The rapid spread of 36_A2 has caused concern in some quarters and there is evidence to support claims that it is aggressive.
“The industry has not done the tests to establish its aggressiveness relative to the other strains in the UK, however, results from tests conducted in France at INRA have shown 36_A2 isolates to produce large lesions and plentiful sporangia and that this has allowed it to establish alongside 6_A1,” says Dr Ritchie.
Ensuring the industry understands these results and their implications for crop protection strategies is now the focus of experts and advisers.
“We might think we have a wide range of products for late blight control, but limitations on the number of times a product or mode of action can be applied in a programme or season mean it is not as great as it may at first seem. Add in the need to ensure modes of action are not applied repeatedly in sequence and that they are alternated or mixed with different modes of action it is clear why control has become more complex and costly. This may appear unnecessary or precautious, but it is what is needed to ensure we retain the effectiveness of the products we have for future use,” says Dr Ritchie.
Crop protection and disease management, however, extend beyond just fungicides.
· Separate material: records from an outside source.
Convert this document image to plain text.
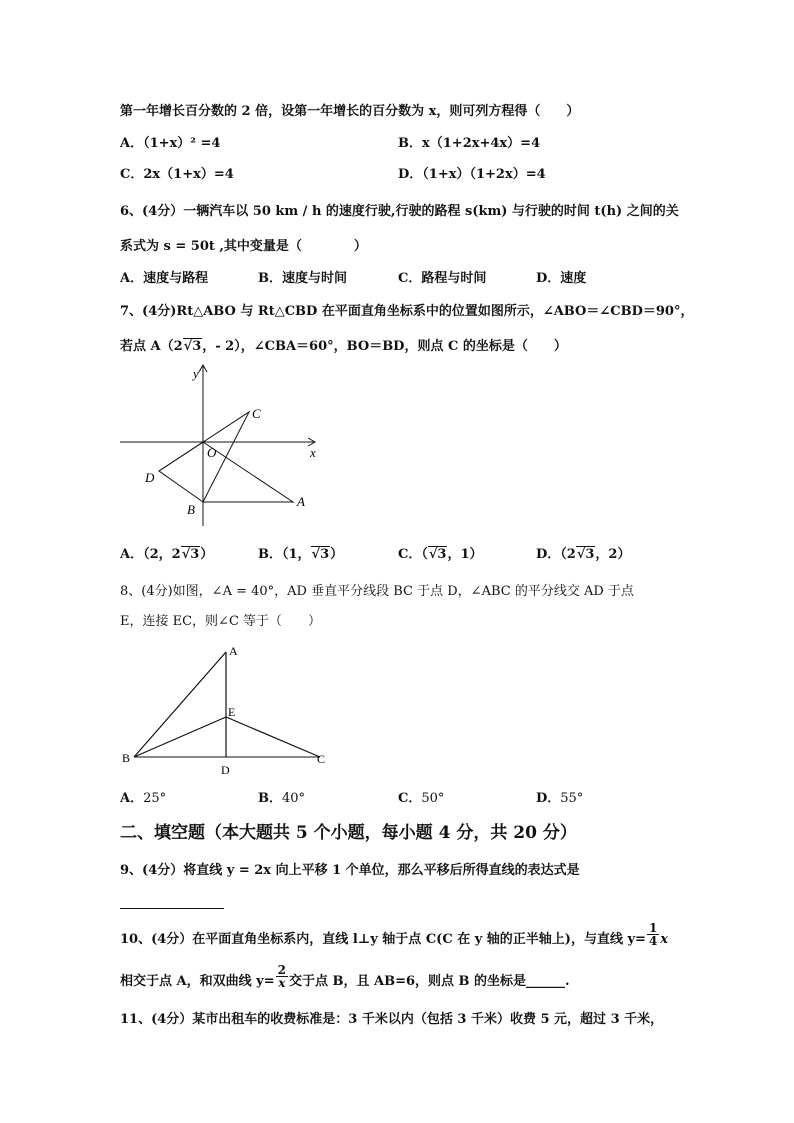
第一年增长百分数的 2 倍，设第一年增长的百分数为 x，则可列方程得（　　）
A．（1+x）² =4	B．x（1+2x+4x）=4
C．2x（1+x）=4	D．（1+x）（1+2x）=4
6、(4分）一辆汽车以 50 km / h 的速度行驶,行驶的路程 s(km) 与行驶的时间 t(h) 之间的关
系式为 s = 50t ,其中变量是（　　　　）
A．速度与路程	B．速度与时间	C．路程与时间	D．速度
7、(4分)Rt△ABO 与 Rt△CBD 在平面直角坐标系中的位置如图所示，∠ABO＝∠CBD＝90°，
若点 A（2√3，- 2），∠CBA＝60°，BO＝BD，则点 C 的坐标是（　　）
y
x
O
C
D
B
A
A．（2，2√3）	B．（1，√3）	C．（√3，1）	D．（2√3，2）
8、(4分)如图，∠A = 40°，AD 垂直平分线段 BC 于点 D，∠ABC 的平分线交 AD 于点
E，连接 EC，则∠C 等于（　　）
A
E
B	C
D
A．25°	B．40°	C．50°	D．55°
二、填空题（本大题共 5 个小题，每小题 4 分，共 20 分）
9、(4分）将直线 y = 2x 向上平移 1 个单位，那么平移后所得直线的表达式是
10、(4分）在平面直角坐标系内，直线 l⊥y 轴于点 C(C 在 y 轴的正半轴上)，与直线 $y= \frac{1}{4}$ x
相交于点 A，和双曲线 $y= \frac{2}{x}$ 交于点 B，且 AB=6，则点 B 的坐标是______.
11、(4分）某市出租车的收费标准是：3 千米以内（包括 3 千米）收费 5 元，超过 3 千米，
“With an early start to the epidemic, you get more generations in a season and you will select more strongly for aggressive, virulent and resistant strains. We can use IPM strategies such as using varieties with better resistance, destroying early sources of blight such as outgrade piles to slow the epidemic, which in turn slows the selection for those fungicide resistance and aggressive strains,” she adds.
For Dr John Keer, trials and research services officer at Richard Austin Agriculture, designing and implementing an active resistance management strategy is reasonably easy to achieve in practice.
“Resistance management deserves to be taken seriously. As long as products containing a single active substance are mixed with a product belonging to another mode of action and the same active or mode of action is not applied in consecutive applications, it is easily achieved.”
He shares Dr Ritchie’s observation that there isn’t the range of products available that there once was but says there is still enough to comply with resistance management guidelines.
“We still have enough products to alternate modes of action while applying that which is most appropriate to the crop growth stage and the disease pressure facing the crop,” he says.
If there is a pinch point that has the potential to cause concern it is in the final weeks of the season when the need to protect crops from tuber blight is made harder by a protracted haulm destruction.
“This is perhaps the one area of the programme that poses a difficulty. My preferred action here is to alternate Ranman Top (cyazofamid) + cymoxanil with Infinito (propamocarb + fluopicolide). There are enough permitted applications here, even allowing for protracted haulm destruction brought on by the loss of diquat, to keep within the restrictions of a resistance management programme and still apply products with good zoospore activity.”